The Bitcoin crash during the first months of 2018 has been a big topic.
It’s also led to a lot of disappointment for many investors, especially as many were thinking that this asset would keep growing in value.
However, this wasn’t the case. Due to the bitcoin crash many people lost some funds and profits.
The important thing to remember though is that this is how the crypto market works. It’s a volatile market which will see big price increases as well as drops.
This doesn’t mean that cryptocurrencies are a scam and shouldn’t be invested or traded in any more.
Cryptocurrencies and Volatility
A cryptocurrency is not fake money or a scam, but it’s a virtual currency. Because cryptos are a new asset that are always developing, they’re quite volatile.
It’s this volatility in the last few months that has caused the Bitcoin price to drop.
That’s why to trade well in cryptocurrencies, you need to have experience in online trading. You should also use and follow a good risk management plan.
What does volatility mean though? It means that in a short period, the market can have big changes when something increases or drops in value.
For example, if the Bitcoin price grows by 4% in one day it wouldn’t cause too much change. If it increases to 19%, (which is what has actually happened in the market) – this can cause volatility.
A volatile market faces many price changes in a short period. This has been one of the reasons why people have lost funds in their cryptocurrency trading activity.
The Bitcoin Crash Causes
Many analysts blame pure speculation for the bitcoin crash. This means that in their opinion, the only explanation to this crash has been the fact that a few rich and powerful bitcoin owners sold their cryptocurrencies at the beginning of 2018 which caused the price to drop.
Assuming this theory to be true, it should also be looked at what caused the powerful bitcoin owners to sell their cryptocurrencies.

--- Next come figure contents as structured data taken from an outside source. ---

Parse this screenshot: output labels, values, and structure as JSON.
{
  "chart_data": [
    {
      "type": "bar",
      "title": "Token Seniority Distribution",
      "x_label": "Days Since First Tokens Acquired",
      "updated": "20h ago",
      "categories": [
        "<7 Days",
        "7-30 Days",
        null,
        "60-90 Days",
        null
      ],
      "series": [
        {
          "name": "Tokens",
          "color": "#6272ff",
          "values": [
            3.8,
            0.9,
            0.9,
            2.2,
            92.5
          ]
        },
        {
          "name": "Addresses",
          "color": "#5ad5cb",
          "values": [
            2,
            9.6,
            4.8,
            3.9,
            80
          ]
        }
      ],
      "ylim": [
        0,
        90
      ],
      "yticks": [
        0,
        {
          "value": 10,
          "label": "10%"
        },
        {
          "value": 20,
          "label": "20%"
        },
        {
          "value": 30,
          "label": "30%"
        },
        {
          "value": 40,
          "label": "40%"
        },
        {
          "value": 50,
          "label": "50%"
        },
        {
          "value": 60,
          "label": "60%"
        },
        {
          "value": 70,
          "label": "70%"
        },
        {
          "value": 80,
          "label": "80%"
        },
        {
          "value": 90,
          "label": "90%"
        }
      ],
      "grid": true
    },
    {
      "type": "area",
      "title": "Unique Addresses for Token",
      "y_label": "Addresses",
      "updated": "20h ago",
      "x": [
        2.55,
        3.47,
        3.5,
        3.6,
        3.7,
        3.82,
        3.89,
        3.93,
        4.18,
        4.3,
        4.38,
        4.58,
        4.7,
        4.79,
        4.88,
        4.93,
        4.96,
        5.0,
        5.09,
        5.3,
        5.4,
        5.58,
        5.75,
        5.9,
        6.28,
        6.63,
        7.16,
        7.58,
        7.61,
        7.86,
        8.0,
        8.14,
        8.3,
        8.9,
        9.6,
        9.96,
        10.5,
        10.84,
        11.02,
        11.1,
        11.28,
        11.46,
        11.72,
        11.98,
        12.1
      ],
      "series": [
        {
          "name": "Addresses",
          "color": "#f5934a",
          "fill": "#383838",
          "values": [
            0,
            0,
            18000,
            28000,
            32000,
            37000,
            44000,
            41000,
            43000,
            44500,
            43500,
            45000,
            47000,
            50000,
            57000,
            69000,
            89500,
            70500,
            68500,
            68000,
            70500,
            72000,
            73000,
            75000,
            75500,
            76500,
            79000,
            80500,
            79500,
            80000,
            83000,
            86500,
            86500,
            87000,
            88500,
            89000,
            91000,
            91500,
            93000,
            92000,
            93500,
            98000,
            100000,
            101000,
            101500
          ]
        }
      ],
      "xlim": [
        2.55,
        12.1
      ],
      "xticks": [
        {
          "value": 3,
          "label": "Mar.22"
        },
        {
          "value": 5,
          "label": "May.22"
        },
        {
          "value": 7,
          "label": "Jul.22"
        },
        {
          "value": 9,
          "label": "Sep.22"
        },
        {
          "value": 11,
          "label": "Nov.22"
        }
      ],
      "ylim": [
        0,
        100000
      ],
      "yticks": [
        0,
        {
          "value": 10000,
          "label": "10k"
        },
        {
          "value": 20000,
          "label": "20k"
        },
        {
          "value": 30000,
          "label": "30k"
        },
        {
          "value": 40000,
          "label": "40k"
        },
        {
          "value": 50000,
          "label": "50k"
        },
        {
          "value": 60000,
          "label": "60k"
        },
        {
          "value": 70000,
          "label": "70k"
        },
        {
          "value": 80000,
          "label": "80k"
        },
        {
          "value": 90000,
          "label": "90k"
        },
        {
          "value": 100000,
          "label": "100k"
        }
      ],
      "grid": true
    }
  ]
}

The answer to this question is not clear yet, but for sure the new cryptocurrencies regulations introduced around the world and mainly in China have influenced traders decisions.
For instance in China bitcoin has been completely banned and the country has ruled that cryptocurrencies are not legal tender. The People’s Bank of China has also banned access to offshore crypto platforms and national cryptocurrency exchanges from 2017 onward. So naturally any remaining owners of bitcoin in China should have sold their currency already to avoid legal problems.

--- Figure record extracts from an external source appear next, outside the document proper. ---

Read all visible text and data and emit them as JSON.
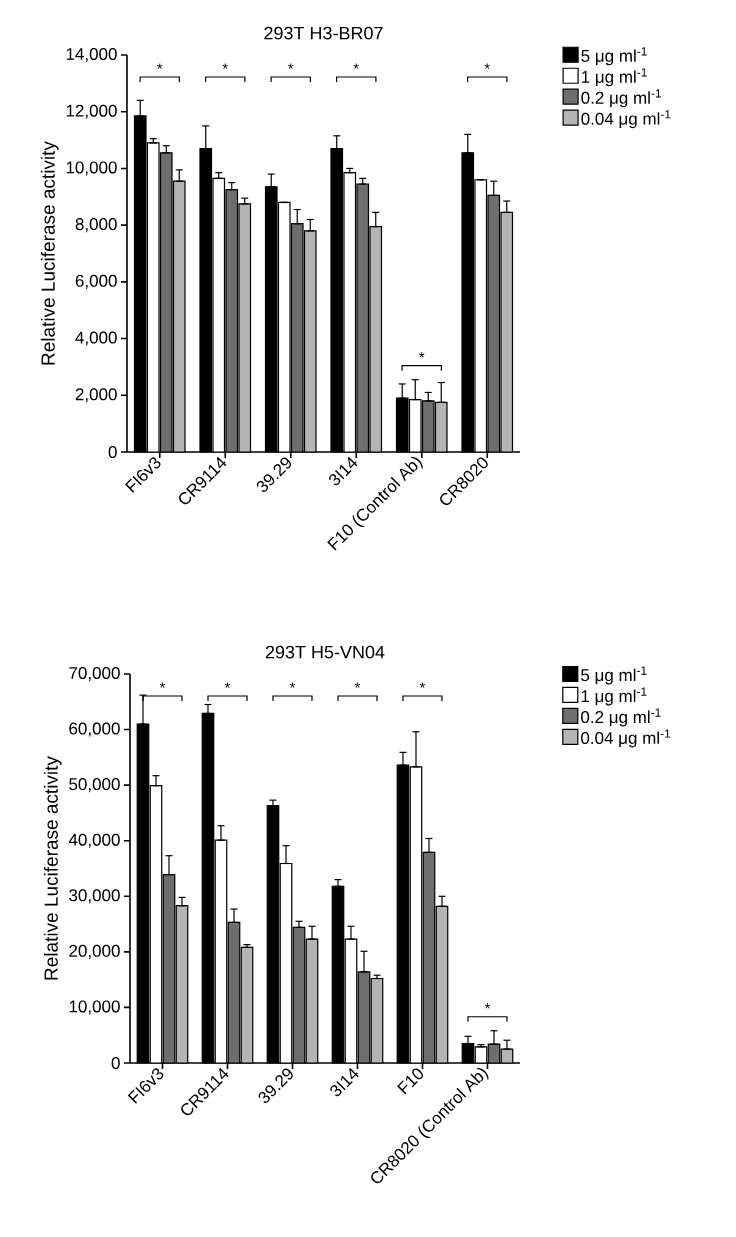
{
  "chart_data": [
    {
      "type": "bar",
      "title": "293T H3-BR07",
      "ylabel": "Relative Luciferase activity",
      "legend": "top right",
      "categories": [
        "FI6v3",
        "CR9114",
        "39.29",
        "3I14",
        "F10 (Control Ab)",
        "CR8020"
      ],
      "ylim": [
        0,
        14000
      ],
      "yticks": [
        {
          "value": 0,
          "label": "0"
        },
        {
          "value": 2000,
          "label": "2,000"
        },
        {
          "value": 4000,
          "label": "4,000"
        },
        {
          "value": 6000,
          "label": "6,000"
        },
        {
          "value": 8000,
          "label": "8,000"
        },
        {
          "value": 10000,
          "label": "10,000"
        },
        {
          "value": 12000,
          "label": "12,000"
        },
        {
          "value": 14000,
          "label": "14,000"
        }
      ],
      "series": [
        {
          "name": "5 μg ml$^{-1}$",
          "color": "#000000",
          "values": [
            11850,
            10700,
            9350,
            10700,
            1900,
            10550
          ],
          "errors": [
            [
              11850,
              12400
            ],
            [
              10700,
              11500
            ],
            [
              9350,
              9800
            ],
            [
              10700,
              11150
            ],
            [
              1900,
              2400
            ],
            [
              10550,
              11200
            ]
          ]
        },
        {
          "name": "1 μg ml$^{-1}$",
          "color": "#ffffff",
          "values": [
            10900,
            9650,
            8800,
            9850,
            1850,
            9600
          ],
          "errors": [
            [
              10900,
              11050
            ],
            [
              9650,
              9850
            ],
            null,
            [
              9850,
              10000
            ],
            [
              1850,
              2550
            ],
            null
          ]
        },
        {
          "name": "0.2 μg ml$^{-1}$",
          "color": "#6e6e6e",
          "values": [
            10550,
            9250,
            8050,
            9450,
            1800,
            9050
          ],
          "errors": [
            [
              10550,
              10800
            ],
            [
              9250,
              9500
            ],
            [
              8050,
              8550
            ],
            [
              9450,
              9650
            ],
            [
              1800,
              2100
            ],
            [
              9050,
              9550
            ]
          ]
        },
        {
          "name": "0.04 μg ml$^{-1}$",
          "color": "#b4b4b4",
          "values": [
            9550,
            8750,
            7800,
            7950,
            1750,
            8450
          ],
          "errors": [
            [
              9550,
              9950
            ],
            [
              8750,
              8950
            ],
            [
              7800,
              8200
            ],
            [
              7950,
              8450
            ],
            [
              1750,
              2450
            ],
            [
              8450,
              8850
            ]
          ]
        }
      ],
      "annotations": [
        "*",
        "*",
        "*",
        "*",
        "*",
        "*"
      ]
    },
    {
      "type": "bar",
      "title": "293T H5-VN04",
      "ylabel": "Relative Luciferase activity",
      "legend": "top right",
      "categories": [
        "FI6v3",
        "CR9114",
        "39.29",
        "3I14",
        "F10",
        "CR8020 (Control Ab)"
      ],
      "ylim": [
        0,
        70000
      ],
      "yticks": [
        {
          "value": 0,
          "label": "0"
        },
        {
          "value": 10000,
          "label": "10,000"
        },
        {
          "value": 20000,
          "label": "20,000"
        },
        {
          "value": 30000,
          "label": "30,000"
        },
        {
          "value": 40000,
          "label": "40,000"
        },
        {
          "value": 50000,
          "label": "50,000"
        },
        {
          "value": 60000,
          "label": "60,000"
        },
        {
          "value": 70000,
          "label": "70,000"
        }
      ],
      "series": [
        {
          "name": "5 μg ml$^{-1}$",
          "color": "#000000",
          "values": [
            61000,
            62900,
            46300,
            31800,
            53600,
            3500
          ],
          "errors": [
            [
              61000,
              66200
            ],
            [
              62900,
              64500
            ],
            [
              46300,
              47300
            ],
            [
              31800,
              33000
            ],
            [
              53600,
              55900
            ],
            [
              3500,
              4800
            ]
          ]
        },
        {
          "name": "1 μg ml$^{-1}$",
          "color": "#ffffff",
          "values": [
            49900,
            40100,
            35900,
            22300,
            53300,
            2900
          ],
          "errors": [
            [
              49900,
              51700
            ],
            [
              40100,
              42700
            ],
            [
              35900,
              39100
            ],
            [
              22300,
              24600
            ],
            [
              53300,
              59600
            ],
            [
              2900,
              3300
            ]
          ]
        },
        {
          "name": "0.2 μg ml$^{-1}$",
          "color": "#6e6e6e",
          "values": [
            33900,
            25300,
            24400,
            16400,
            37900,
            3400
          ],
          "errors": [
            [
              33900,
              37300
            ],
            [
              25300,
              27700
            ],
            [
              24400,
              25500
            ],
            [
              16400,
              20100
            ],
            [
              37900,
              40400
            ],
            [
              3400,
              5800
            ]
          ]
        },
        {
          "name": "0.04 μg ml$^{-1}$",
          "color": "#b4b4b4",
          "values": [
            28300,
            20800,
            22300,
            15200,
            28200,
            2500
          ],
          "errors": [
            [
              28300,
              29800
            ],
            [
              20800,
              21300
            ],
            [
              22300,
              24600
            ],
            [
              15200,
              15800
            ],
            [
              28200,
              30000
            ],
            [
              2500,
              4100
            ]
          ]
        }
      ],
      "annotations": [
        "*",
        "*",
        "*",
        "*",
        "*",
        "*"
      ]
    }
  ]
}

Besides China, any country or government that introduces restrictive cryptocurrency regulations will cause a ripple effect that will be felt in the bitcoin market. This as previously mentioned is possibly due to powerful bitcoin owners feeling the legal pressure to sell when new rules come into place. Then when leading bitcoin owners sell up, the market will reflect such a big change which can affect volatility and sharp price changes.
As well as China, many European authorities are discussing whether to introduce new regulations for cryptocurrencies and ICO in order to make the crypto world more transparent. Although nothing is official yet, these rumours which could affect the encryption element of bitcoin, which might concern many bitcoin owners who traded in this market because of the security and privacy elements of the bitcoin cryptocurrency.
What to do now?
In light of this new situation and possible future regulations, many crypto buyers changed tactic and have become cryptocurrencies traders. As with a CFD it’s possible to speculate on the bitcoin price either through buying or selling. This means that also during the bitcoin crash many traders earned some money investing on the cryptocurrency value drop.